In spring (usually August), the arid areas north of Cape Town are gloriously colourful as thousands of desert and semi-desert plant species enjoy a brief but spectacular flowering season.

But fabulous as the CFR is there is so much more to southern Africa than fynbos and flowers. Most of the sub-continent is situated on a high-lying plateau, between two very different oceans. The Indian Ocean, on the east, is warmed by the Mozambique or Agulhas Current which flows down from the tropics, while the Atlantic, on the west coast, is cooled by the icy Benguela Current which comes up from the Antarctic. These two different oceans, the prevailing wind and the topography of southern Africa combine to create lush forests and subtropical savannah on the east coast, where most of the rain falls, gradually changing to desert or semi-desert on the west coast.

Other floral attractions include wonderful sub-tropical coastal forests, semi-deserts with a phenomenal array of flowering succulents, savannah grasslands with majestic trees, including the iconic baobab, extensive wetlands and some spectacular Afro-montane forests and grasslands.

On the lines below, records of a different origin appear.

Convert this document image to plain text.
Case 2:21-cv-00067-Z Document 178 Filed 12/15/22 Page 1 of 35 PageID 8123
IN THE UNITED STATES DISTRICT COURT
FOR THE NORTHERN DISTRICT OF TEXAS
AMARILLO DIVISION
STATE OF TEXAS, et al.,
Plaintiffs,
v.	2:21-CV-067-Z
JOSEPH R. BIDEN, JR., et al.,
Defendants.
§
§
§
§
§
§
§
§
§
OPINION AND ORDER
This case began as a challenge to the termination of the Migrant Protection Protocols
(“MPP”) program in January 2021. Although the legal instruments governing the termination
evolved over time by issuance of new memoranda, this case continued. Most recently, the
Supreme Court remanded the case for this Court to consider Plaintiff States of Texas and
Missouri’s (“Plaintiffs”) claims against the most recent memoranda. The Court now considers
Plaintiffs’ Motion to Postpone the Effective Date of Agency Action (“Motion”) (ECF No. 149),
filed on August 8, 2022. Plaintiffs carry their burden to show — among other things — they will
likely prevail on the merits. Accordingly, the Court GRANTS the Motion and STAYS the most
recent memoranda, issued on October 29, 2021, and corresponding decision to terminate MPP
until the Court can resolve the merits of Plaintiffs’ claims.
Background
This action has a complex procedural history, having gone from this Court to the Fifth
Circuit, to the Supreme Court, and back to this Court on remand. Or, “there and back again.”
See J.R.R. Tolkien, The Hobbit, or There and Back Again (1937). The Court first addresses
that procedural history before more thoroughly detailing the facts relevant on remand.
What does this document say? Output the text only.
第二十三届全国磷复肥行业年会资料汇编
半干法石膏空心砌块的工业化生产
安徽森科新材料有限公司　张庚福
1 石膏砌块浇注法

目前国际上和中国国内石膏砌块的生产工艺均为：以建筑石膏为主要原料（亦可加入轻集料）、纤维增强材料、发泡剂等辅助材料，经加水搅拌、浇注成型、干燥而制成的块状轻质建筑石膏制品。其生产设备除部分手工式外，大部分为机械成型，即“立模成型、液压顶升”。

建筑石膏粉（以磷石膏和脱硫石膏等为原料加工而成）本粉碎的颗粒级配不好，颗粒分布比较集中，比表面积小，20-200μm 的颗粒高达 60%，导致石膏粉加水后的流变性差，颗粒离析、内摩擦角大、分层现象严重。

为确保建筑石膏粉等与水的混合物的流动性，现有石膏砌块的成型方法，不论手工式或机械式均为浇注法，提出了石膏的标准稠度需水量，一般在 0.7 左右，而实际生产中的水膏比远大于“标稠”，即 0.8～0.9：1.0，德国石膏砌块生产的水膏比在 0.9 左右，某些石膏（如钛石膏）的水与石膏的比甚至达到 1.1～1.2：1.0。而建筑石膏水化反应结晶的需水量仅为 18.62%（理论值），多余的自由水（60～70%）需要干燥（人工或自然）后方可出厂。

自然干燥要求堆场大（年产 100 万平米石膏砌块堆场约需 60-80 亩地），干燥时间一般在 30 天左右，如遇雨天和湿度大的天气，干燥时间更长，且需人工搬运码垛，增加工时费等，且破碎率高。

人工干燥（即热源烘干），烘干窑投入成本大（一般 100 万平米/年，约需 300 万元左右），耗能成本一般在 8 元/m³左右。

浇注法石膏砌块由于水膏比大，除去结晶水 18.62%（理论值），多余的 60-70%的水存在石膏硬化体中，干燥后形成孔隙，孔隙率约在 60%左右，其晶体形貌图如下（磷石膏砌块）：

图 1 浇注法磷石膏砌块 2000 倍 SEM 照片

Each of these biomes has its own special attractions, and observant visitors to the reserves and national parks will notice the incredible variety of wonderful plants and trees as well as the animals.

Although there are a few specialised plant tours – most notably in the areas north of Cape Town in spring - the best way of seeing plants is to visit a botanical garden or just pay attention to them as you do other activities. On most game drives, guided walks or hikes and other trails, your guide will point out interesting plants, often describing their traditional uses and medicinal properties. If you really like trees, you should definitely do a tree-top canopy tour.